Additionally, in comparing the neural network described to other current state-of-the-art neural networks used in retinal segmentation tasks, we found that the computational complexity of our model is relatively high with regard to floating-point operations (FLOPs). This is shown in
Table 7. The increased complexity comes from the modular nature of the neural network. The complexity scales linearly from the computational complexity of a single U-Net with the number of features used.
Future projects would ideally address these limitations and expand the analysis further into how to select the best feature maps to use. While this study shows that the inclusion of several feature maps results in better performance than using only one, each additional feature map increases the computational workload significantly. Therefore, it would be ideal to have a method of selecting the feature maps that contribute the most to the accurate prediction of atrophy. We believe that the design of the ensemble neural network and its inherent interpretability with its separation of input feature maps to individual U-Nets will aid in this task.

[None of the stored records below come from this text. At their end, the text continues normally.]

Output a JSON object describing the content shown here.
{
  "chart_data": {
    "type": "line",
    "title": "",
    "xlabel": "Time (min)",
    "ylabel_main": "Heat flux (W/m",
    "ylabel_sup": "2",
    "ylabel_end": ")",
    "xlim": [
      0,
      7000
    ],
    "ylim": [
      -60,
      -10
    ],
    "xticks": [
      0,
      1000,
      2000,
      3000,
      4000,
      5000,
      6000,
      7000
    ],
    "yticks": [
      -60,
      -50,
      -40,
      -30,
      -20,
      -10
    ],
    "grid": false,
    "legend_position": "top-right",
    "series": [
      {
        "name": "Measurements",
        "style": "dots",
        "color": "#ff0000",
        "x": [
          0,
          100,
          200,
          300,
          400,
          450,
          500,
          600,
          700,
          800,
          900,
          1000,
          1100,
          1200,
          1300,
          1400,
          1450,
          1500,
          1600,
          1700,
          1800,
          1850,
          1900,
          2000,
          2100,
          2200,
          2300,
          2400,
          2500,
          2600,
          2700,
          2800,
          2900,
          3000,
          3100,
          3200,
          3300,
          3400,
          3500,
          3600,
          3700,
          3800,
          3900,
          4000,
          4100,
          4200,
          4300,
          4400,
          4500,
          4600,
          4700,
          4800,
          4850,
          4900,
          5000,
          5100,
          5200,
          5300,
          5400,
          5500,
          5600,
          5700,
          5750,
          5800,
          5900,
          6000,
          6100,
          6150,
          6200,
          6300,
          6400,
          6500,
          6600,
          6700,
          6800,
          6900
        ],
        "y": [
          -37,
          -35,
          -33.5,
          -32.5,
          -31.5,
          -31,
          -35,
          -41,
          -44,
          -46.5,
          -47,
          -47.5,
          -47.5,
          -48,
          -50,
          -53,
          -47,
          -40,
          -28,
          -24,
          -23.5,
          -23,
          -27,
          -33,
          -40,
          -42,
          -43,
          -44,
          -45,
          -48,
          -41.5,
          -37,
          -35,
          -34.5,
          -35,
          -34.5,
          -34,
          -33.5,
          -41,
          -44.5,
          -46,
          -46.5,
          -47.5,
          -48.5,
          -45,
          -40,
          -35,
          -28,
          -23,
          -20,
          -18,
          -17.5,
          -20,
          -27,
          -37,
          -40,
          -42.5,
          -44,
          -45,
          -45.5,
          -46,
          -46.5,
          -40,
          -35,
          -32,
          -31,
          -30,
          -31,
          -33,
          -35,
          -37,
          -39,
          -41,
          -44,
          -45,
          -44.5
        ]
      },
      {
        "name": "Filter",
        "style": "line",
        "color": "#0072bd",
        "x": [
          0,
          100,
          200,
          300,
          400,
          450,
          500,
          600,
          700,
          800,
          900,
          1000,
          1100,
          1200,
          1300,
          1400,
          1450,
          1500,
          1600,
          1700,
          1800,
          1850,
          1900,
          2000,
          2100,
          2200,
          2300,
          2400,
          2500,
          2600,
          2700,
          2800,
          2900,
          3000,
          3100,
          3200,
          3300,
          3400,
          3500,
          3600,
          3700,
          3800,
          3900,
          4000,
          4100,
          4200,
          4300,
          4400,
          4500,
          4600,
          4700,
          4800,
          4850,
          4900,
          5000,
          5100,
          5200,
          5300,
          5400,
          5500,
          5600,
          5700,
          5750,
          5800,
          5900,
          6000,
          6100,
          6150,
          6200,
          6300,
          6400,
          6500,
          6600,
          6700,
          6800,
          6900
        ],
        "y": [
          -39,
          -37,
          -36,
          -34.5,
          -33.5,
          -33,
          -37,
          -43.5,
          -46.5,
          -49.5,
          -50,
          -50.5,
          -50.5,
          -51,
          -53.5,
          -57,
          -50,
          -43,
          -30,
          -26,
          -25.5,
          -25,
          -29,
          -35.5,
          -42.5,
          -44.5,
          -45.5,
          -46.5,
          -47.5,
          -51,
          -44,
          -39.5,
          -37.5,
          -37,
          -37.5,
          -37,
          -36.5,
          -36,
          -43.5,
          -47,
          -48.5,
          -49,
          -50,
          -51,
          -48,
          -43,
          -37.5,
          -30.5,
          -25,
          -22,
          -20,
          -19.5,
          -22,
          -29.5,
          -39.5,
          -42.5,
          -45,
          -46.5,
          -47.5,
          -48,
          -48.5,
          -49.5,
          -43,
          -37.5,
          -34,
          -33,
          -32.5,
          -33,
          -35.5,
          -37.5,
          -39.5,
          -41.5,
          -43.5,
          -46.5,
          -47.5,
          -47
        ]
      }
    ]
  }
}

Other future work would include examining predictions at eighteen-month and later follow-ups and determining at what point, reliable prediction is no longer possible from the baseline images. Additionally, the performance of other architectures could be explored, such as variational auto-encoders to enhance data augmentation, long short-term memory networks to incorporate longitudinal data, and EfficientNet to reduce computational complexity. Furthermore, other imaging modalities, such as FAF and multi- or hyperspectral images could be examined. Multi- and hyperspectral imaging in particular captures more spectral information than imaging modalities like FAF and SD-OCT, and as such may provide further opportunities to identify unique features of disease processes [
44,
45]. Lastly, such an approach could also potentially be adapted to the detection of other retinal diseases in OCT with enhanced performance.
This study shows promising results for the development of tools for the predicting of the progression of Stargardt disease, providing insight into the potential use of multiple feature maps beyond the traditionally used mean intensity feature maps to improve performance. While this study is a preliminary investigation, it offers the possibility of differentiating patients with Stargardt disease based on predicted progression rate which may be a new approach to phenotypic differentiation. As treatments for Stargardt disease are developed, such a classification may be useful to clinicians in selecting patients for treatment.